Complexity: 🟨 Intermediate
This example demonstrates how to use the Kaggle MCP server with NVIDIA NeMo Agent Toolkit to interact with Kaggle's datasets, notebooks, models, and competitions.
- NeMo Agent Toolkit installed with MCP support (
nvidia-nat-mcppackage) - A Kaggle account and API token
The Kaggle MCP server uses bearer token authentication. Obtain your Kaggle bearer token from Kaggle Account Settings.
The config.yml file uses the built-in api_key authentication provider with Bearer token scheme:
authentication:
kaggle:
_type: api_key
raw_key: ${KAGGLE_BEARER_TOKEN}
auth_scheme: BearerSet the following environment variable:
export KAGGLE_BEARER_TOKEN="your_kaggle_api_key_here"Run the workflow with a query:
nat run --config_file examples/MCP/kaggle_mcp/configs/config.yml \
--input "list the IMDB datasets"For multi-user deployments where each user needs their own isolated workflow and MCP client instance, use the per-user configuration:
export KAGGLE_BEARER_TOKEN="your_kaggle_api_key_here"
nat serve --config_file examples/MCP/kaggle_mcp/configs/config-per-user.ymlTest requests with different users:
User Alice:
curl -X POST http://localhost:8000/generate \
-H "Content-Type: application/json" \
-H "Cookie: nat-session=user-alice" \
-d '{"messages": [{"role": "user", "content": "Search for titanic datasets"}]}'User Bob (has a separate MCP client instance):
curl -X POST http://localhost:8000/generate \
-H "Content-Type: application/json" \
-H "Cookie: nat-session=user-bob" \
-d '{"messages": [{"role": "user", "content": "List the IMDB datasets"}]}'Each user identified by their nat-session cookie gets their own workflow instance and MCP client.
The configuration connects to Kaggle's MCP server using:
- Transport:
streamable-http(recommended for HTTP-based MCP servers) - URL:
https://www.kaggle.com/mcp - Authentication: Bearer token via the built-in
api_keyauthentication provider
You can use the following CLI commands to interact with the Kaggle MCP server. This is useful for prototyping and debugging.

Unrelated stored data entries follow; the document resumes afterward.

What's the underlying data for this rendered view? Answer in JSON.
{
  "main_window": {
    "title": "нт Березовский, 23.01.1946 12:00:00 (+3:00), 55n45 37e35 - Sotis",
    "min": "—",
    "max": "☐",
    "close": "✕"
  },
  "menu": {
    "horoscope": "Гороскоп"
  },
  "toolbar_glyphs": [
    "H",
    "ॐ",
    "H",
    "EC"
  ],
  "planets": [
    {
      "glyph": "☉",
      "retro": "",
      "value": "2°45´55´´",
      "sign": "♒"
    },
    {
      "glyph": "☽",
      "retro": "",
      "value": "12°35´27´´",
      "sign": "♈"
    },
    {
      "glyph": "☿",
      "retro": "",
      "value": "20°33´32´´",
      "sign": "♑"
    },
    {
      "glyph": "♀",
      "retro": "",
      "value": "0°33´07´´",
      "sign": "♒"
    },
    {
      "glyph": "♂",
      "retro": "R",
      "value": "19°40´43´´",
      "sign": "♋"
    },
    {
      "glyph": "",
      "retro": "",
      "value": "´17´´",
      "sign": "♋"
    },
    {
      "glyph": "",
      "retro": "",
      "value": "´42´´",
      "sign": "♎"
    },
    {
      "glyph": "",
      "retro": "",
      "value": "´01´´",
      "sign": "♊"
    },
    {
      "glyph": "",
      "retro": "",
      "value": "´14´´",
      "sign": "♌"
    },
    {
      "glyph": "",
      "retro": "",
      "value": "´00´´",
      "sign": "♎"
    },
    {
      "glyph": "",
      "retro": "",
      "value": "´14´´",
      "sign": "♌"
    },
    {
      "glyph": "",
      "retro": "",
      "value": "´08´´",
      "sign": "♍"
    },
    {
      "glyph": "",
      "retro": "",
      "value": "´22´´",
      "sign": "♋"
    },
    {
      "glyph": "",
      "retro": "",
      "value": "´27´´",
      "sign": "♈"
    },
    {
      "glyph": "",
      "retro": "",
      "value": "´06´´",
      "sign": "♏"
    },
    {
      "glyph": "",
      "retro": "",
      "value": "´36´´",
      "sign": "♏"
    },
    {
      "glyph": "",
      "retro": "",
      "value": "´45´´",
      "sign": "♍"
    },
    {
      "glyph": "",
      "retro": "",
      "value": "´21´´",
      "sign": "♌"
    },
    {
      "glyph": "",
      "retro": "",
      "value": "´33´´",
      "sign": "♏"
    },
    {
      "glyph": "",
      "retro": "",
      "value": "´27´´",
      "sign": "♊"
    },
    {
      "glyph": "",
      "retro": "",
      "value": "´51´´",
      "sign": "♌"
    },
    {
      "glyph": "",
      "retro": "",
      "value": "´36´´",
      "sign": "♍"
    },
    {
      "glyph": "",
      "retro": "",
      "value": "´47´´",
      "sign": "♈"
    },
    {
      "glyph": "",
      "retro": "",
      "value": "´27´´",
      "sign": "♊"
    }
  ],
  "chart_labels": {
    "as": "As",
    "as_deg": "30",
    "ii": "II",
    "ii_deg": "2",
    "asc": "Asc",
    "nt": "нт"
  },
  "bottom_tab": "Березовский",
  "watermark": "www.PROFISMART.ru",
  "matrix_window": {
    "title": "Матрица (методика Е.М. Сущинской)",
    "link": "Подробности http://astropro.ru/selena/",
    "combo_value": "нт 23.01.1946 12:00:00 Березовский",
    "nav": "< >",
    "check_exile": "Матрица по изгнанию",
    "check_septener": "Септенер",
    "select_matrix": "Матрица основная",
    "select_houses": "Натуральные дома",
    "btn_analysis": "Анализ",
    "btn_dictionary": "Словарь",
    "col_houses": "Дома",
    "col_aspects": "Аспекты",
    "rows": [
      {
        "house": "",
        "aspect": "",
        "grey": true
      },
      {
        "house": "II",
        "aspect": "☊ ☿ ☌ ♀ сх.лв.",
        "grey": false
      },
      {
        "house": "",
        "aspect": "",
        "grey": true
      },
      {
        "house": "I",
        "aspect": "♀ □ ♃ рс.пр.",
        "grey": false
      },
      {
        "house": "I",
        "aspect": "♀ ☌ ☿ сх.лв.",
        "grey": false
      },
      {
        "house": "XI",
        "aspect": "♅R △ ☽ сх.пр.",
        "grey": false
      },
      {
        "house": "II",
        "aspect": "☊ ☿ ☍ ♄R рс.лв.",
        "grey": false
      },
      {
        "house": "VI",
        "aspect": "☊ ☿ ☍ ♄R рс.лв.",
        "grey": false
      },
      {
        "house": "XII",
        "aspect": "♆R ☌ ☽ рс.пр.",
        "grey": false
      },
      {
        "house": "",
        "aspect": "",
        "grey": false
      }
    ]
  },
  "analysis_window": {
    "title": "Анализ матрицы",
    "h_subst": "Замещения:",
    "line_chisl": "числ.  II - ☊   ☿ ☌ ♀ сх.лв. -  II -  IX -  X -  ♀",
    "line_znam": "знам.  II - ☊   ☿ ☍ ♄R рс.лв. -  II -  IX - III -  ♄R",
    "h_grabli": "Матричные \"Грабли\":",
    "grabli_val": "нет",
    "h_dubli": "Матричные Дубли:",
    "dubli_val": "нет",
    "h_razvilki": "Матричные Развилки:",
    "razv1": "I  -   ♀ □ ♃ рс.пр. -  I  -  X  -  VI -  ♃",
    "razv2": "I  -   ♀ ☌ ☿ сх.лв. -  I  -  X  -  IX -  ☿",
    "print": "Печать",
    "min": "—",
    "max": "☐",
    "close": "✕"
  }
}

To list available tools from the Kaggle MCP server:
nat mcp client tool list --url https://www.kaggle.com/mcpTo validate the tool schema:
nat mcp client tool list --url https://www.kaggle.com/mcp --tool search_datasetsThe Kaggle MCP server requires bearer token authentication for some tool calls.
# Set your Kaggle bearer token
export KAGGLE_BEARER_TOKEN="your_kaggle_api_key_here"
# Search for Titanic datasets
nat mcp client tool call search_datasets \
--url https://www.kaggle.com/mcp \
--bearer-token-env KAGGLE_BEARER_TOKEN \
--json-args '{"request": {"search": "titanic"}}'# Search for Titanic datasets with direct token (less secure)
nat mcp client tool call search_datasets \
--url https://www.kaggle.com/mcp \
--bearer-token "your_kaggle_api_key_here" \
--json-args '{"request": {"search": "titanic"}}'Note: The --bearer-token-env approach is more secure because it doesn't expose the token in command history or process lists.
Problem: The agent generates tool calls with incorrect parameter names, such as using query instead of search for search_datasets.
Cause: The default tool descriptions from Kaggle MCP are generic and don't specify parameter names, causing the LLM to infer incorrect names.
Solution: Check the tool schema and add tool overrides in your config.yml to provide explicit parameter guidance:
nat mcp client tool list --url https://www.kaggle.com/mcp --tool search_datasetsAfter getting the tool schema, add the following tool overrides to your config.yml:
function_groups:
kaggle_mcp_tools:
tool_overrides:
search_datasets:
description: >
Search for datasets on Kaggle. Use the 'search' parameter (not 'query')
to search by keywords. Example: {"request": {"search": "titanic"}}Problem: Tool calls fail with "Permission 'datasets.get' was denied" or similar errors.
Cause: Your Kaggle API token lacks the required permissions for certain operations.
Solution:
- Ensure you're using a valid Kaggle API key from https://www.kaggle.com/settings/account
- Some operations require dataset ownership or special permissions
- Use
search_datasetsfor browsing (requires minimal permissions) - Use
list_dataset_filesonly for datasets you own or have access to
Problem: nat mcp client tool call succeeds but nat run with a workflow fails with the same tool.
Possible causes:
- Parameter validation: CLI bypasses some validation that workflows enforce
- Agent parameter inference: Agent might use wrong parameter names (see "Agent Uses Wrong Parameter Names" above)
Solution: Use --direct mode to test the raw MCP server behavior, then add tool overrides to guide the agent.